Every day, we are exposed to largely diverse natural sounds (e.g., whooshes, chirps, impulses, rapidly modulated harmonic signals) and recognise sound generating objects and events in the environment (e.g., a gust of wind, birds, a nail being hammered, someone speaking).
In this talk, I will describe the research I carried out on the perception and cerebral representation of natural sounds and emphasise data analysis approaches of potential interest outside the auditory neuroscience domain. I will initially focus on two fMRI studies on the representation of natural sound categories (Giordano et al., 2013) and of the identity of sound sources (Giordano et al., 2014). Here, I will emphasise approaches for quantifying the cerebral representation of time-varying stimulus features in fMRI, and to partial it out from additional effects of interest. I will then describe an MEG study on the comprehension of audio-visual speech (Giordano et al., 2017) and detail the measurement of the effective transfer of stimulus representations between cortical areas. I will dedicate the rest of the talk to the ongoing analysis of a multimodal fMRI/MEG dataset on the cerebral representation of emotions in voice (Giordano et al., 2018).
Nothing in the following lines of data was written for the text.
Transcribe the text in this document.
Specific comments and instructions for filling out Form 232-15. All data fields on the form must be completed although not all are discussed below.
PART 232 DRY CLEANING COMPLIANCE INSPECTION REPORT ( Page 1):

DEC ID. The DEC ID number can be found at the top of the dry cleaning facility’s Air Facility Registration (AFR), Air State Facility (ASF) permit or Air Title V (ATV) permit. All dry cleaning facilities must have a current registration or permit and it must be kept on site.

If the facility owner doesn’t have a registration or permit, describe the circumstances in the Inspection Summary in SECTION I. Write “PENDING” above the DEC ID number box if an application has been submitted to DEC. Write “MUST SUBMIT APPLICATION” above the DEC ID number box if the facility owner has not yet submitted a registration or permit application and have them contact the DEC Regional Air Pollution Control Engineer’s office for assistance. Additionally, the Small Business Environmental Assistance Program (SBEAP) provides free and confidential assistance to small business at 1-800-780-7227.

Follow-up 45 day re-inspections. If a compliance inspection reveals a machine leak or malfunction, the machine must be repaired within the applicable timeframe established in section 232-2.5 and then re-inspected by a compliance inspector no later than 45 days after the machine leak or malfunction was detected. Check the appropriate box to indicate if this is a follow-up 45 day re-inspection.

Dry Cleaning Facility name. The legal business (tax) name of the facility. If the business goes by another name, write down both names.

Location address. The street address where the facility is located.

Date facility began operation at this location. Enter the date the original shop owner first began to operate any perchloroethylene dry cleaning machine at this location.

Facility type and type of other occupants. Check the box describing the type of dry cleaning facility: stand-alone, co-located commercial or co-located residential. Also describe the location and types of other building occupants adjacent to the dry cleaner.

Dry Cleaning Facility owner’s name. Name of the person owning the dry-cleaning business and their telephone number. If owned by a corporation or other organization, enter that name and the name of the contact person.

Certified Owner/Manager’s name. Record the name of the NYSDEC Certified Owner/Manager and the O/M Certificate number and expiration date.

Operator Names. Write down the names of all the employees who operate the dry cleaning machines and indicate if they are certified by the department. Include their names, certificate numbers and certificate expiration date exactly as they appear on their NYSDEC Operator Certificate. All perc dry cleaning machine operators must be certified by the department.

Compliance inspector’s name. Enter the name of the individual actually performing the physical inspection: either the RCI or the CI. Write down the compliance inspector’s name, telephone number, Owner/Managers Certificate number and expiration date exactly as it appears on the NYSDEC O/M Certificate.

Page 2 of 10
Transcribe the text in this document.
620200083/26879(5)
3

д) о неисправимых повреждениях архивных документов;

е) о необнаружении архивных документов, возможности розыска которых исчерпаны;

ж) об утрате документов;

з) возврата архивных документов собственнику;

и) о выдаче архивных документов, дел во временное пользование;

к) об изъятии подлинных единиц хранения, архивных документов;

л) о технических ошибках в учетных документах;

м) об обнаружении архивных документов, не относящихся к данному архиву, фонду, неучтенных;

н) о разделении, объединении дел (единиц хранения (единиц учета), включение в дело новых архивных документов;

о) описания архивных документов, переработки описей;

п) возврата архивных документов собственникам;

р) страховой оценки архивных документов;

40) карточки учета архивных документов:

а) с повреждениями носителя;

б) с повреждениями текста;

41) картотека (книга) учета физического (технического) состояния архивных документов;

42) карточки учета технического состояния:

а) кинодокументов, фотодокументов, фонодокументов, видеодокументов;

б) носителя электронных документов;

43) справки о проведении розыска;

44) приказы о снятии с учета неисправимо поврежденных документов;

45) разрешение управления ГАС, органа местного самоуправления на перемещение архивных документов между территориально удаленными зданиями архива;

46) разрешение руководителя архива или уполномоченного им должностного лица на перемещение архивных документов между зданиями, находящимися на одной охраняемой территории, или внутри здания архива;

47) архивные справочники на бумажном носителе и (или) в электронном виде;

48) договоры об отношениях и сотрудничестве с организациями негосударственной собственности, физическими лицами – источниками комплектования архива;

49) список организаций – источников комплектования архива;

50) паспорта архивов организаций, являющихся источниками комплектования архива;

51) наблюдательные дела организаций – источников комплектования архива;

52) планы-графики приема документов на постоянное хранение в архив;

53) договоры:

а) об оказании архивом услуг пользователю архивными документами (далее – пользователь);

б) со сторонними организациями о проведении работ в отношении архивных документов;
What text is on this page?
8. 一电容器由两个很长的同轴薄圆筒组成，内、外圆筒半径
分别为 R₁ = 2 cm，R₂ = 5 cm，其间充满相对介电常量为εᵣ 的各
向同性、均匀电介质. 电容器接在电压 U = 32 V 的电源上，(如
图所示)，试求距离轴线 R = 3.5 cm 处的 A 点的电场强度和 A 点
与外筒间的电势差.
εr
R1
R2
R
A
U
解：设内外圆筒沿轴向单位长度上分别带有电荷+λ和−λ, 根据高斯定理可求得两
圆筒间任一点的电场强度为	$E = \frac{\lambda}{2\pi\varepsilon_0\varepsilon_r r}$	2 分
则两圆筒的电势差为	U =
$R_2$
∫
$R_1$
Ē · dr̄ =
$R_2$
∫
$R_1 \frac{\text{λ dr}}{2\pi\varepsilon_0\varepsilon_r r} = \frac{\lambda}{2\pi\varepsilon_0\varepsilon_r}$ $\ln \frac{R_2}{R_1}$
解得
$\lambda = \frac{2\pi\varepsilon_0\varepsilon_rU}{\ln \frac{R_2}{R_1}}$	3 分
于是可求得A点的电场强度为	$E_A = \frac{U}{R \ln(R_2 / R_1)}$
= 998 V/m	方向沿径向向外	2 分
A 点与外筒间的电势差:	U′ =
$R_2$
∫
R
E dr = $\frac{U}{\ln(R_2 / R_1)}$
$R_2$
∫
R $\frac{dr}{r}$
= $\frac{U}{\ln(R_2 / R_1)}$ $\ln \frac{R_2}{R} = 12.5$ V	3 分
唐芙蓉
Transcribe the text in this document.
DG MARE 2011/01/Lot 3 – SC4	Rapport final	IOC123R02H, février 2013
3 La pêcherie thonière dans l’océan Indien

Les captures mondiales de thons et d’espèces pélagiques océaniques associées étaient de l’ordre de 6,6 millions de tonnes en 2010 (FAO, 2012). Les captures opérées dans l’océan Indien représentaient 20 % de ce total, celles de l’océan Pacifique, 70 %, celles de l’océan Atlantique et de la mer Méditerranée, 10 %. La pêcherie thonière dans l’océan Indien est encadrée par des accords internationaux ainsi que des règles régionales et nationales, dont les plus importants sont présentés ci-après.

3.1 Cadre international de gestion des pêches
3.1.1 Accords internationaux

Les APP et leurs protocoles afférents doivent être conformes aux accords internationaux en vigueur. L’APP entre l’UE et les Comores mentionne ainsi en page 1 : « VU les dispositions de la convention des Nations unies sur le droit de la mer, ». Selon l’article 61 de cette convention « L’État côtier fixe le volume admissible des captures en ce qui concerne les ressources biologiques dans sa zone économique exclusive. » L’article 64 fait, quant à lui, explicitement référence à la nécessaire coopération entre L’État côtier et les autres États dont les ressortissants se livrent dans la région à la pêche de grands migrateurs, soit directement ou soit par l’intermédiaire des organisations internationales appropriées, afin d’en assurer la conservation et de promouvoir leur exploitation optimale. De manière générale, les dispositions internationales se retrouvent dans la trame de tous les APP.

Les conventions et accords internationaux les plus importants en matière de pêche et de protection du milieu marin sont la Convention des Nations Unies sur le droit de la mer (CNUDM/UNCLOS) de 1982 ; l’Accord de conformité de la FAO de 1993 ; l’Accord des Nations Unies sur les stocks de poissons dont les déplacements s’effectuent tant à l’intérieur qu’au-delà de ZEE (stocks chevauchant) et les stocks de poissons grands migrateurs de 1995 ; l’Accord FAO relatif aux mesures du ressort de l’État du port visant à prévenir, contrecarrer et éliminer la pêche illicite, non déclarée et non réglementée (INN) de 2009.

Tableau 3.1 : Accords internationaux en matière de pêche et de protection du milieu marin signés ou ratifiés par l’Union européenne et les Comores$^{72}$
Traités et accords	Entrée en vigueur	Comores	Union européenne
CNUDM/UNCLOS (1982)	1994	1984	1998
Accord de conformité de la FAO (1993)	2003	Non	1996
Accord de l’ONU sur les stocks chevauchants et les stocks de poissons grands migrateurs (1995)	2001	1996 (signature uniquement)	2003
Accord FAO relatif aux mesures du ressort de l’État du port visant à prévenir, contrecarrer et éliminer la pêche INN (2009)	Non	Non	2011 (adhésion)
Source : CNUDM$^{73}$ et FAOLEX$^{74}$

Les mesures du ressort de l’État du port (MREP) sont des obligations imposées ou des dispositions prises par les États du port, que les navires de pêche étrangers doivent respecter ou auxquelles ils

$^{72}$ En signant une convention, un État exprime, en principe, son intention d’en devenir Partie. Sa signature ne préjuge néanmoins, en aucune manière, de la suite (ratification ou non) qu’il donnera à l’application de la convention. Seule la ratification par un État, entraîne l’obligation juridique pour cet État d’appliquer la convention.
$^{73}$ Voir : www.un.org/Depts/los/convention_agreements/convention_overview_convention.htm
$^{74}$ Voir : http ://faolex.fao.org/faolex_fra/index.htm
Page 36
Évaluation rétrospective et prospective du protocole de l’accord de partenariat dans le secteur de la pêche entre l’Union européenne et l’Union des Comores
Here, I will focus on approaches for merging MEG and fMRI results, and on key issues addressed to account for low-level confounds in MEG (e.g., estimation of the temporal lag from stimulus presentation to the cerebral representation of time-varying features).
Références :
Giordano et al. (2013). Cereb Cortex, 23, 2025–2037.
Giordano et al. (2014). Cortex, 58, 170–185.
Giordano et al. (2017). eLife, 6, e24763.
Giordano et al. (2018). bioRxiv, 265843. doi:10.1101/265843.